Politik Verschwunden im saudischen Konsulat

Das rätselhafte Verschwinden eines saudischen Regimekritikers in Istanbul facht Spannungen zwischen der Türkei und Saudi-Arabien an. Das türkische Außenamt bestellte jetzt den saudischen Botschafter ein, um ihn zum Verbleib des Exil-Journalisten Dschemal Kaschoggi zu befragen.

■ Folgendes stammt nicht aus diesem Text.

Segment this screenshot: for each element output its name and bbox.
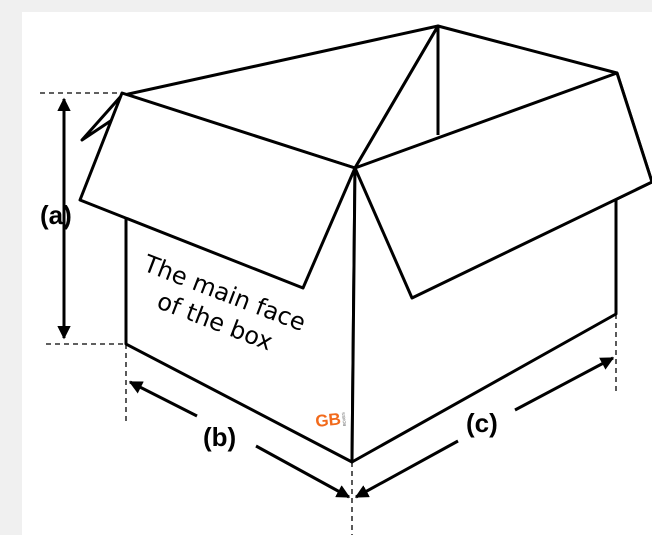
box-diagram: (a) (b) (c) The main face of the box GB …: [40, 24, 652, 535]
left-back-flap: [80, 94, 124, 142]
depth-arrow-right: [514, 356, 615, 412]
right-flap-front: [353, 71, 652, 300]
width-arrow-left: [128, 380, 198, 418]
logo-text: GB: [314, 409, 341, 431]
depth-label: (c): [466, 408, 498, 438]
width-arrow-right: [255, 444, 351, 499]
gb-logo: GB BOXES: [314, 409, 347, 431]
logo-small-text: BOXES: [341, 412, 347, 427]
diagram-canvas: (a) (b) (c) The main face of the box GB …: [22, 12, 652, 535]
depth-arrow-left: [354, 439, 459, 499]
front-flap: [78, 91, 357, 290]
width-label: (b): [203, 422, 236, 452]
height-label: (a): [40, 200, 72, 230]
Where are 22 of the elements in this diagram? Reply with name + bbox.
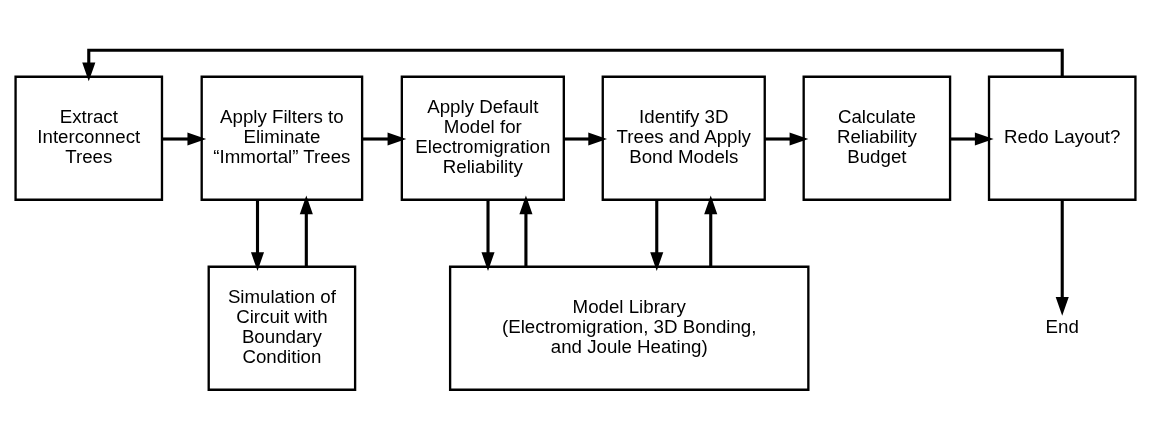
node-box: Calculate Reliability Budget	[802, 75, 952, 201]
node-box: Apply Filters to Eliminate “Immortal” Trees	[200, 75, 364, 201]
arrow	[481, 199, 495, 271]
arrow	[765, 131, 809, 146]
node-box: Redo Layout?	[987, 75, 1137, 201]
arrow	[162, 131, 207, 146]
arrow	[299, 195, 313, 267]
arrow	[563, 131, 608, 146]
arrow	[950, 131, 994, 146]
arrow	[82, 48, 1064, 81]
arrow	[1055, 199, 1069, 316]
arrow	[250, 199, 265, 271]
arrow	[650, 199, 664, 271]
node-box: Identify 3D Trees and Apply Bond Models	[601, 75, 766, 201]
arrow	[704, 195, 718, 267]
arrow	[362, 131, 407, 146]
node-box: Model Library (Electromigration, 3D Bonding, and Joule Heating)	[448, 265, 810, 391]
node-box: Apply Default Model for Electromigration Reliability	[400, 75, 565, 201]
arrow	[519, 195, 533, 267]
node-box: Simulation of Circuit with Boundary Condition	[207, 265, 357, 391]
node-box: Extract Interconnect Trees	[14, 75, 164, 201]
node-text: End	[1045, 315, 1079, 337]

Kaschoggi war am Dienstag von einem Termin im saudischen Konsulat in Istanbul nicht zurückgekehrt – Freunde befürchten, dass er gegen seinen Willen nach Saudi-Arabien zurückgebracht werden soll. Der 59-Jährige war im vergangenen Jahr ins amerikanische Exil gegangen. Er hatte die Politik des saudischen Kronprinzen Mohammed bin Salman kritisiert. Der Thronfolger – häufig nur MBS genannt – will das Königreich mit Hilfe wirtschaftlicher Reformen modernisieren, duldet jedoch keinen Widerspruch. Er hat sogar Gegner aus der Königsfamilie einsperren lassen. Kaschoggi kritisierte nicht nur das autokratische Verhalten des Prinzen und den von ihm verantworteten Krieg der Saudis in Jemen. Als Kolumnist der Zeitung „Washington Post“ befürwortete Kaschoggi kürzlich auch einen Dialog mit Vertretern des politischen Islam wie der Muslimbruderschaft. Diese Bewegung wird von Saudi-Arabien und Verbündeten wie Ägypten als extremistische Organisation verfolgt, von mit den Saudis rivalisierenden Staaten wie Katar und der Türkei aber unterstützt. Im Istanbuler Konsulat wollte Kaschoggi eine Bestätigung über die Scheidung von seiner Ehefrau abholen. Er will seine türkische Verlobte heiraten. Kaschoggi ahnte wohl, dass der Besuch im Konsulat riskant für ihn war: Vor seinem Termin gab er seiner Verlobten sein Handy und trug ihr auf, einen Vertrauten in der türkischen Regierungspartei AKP sowie bei einer Journalistenorganisation anzurufen, falls er nicht zurückkehren sollte. Sollte Kaschoggi von saudischen Vertretern aus dem Land geschafft werden, würde dies eine neue Eskalation im Vorgehen der saudischen Regierung gegen ihre Kritiker bedeuten: zudem wäre es eine zusätzliche Belastung für das gestörte Verhältnis zwischen Riad und Ankara. Die Türkei gewährt zum Entsetzen der Saudis wichtigen Vertretern der Muslimbruderschaft Unterschlupf und steht im Konflikt zwischen dem Emirat Katar und dem saudischen Königshaus auf Seiten Katars. Entführungen gehören zum politischen Repertoire der saudischen Führung. Vergangenes Jahr gab der libanesische Premier Saad al-Hariri überraschend von Saudi-Arabien aus seinen Rücktritt bekannt. Der Vorgang wurde nie ganz aufgeklärt, man muss aber davon ausgehen, dass er vom Königshaus festgehalten wurde. Erst nach mehreren Wochen und nach einem Zwischenstopp in Paris kehrte Hariri nach Hause zurück und widerrief seinen Rücktritt.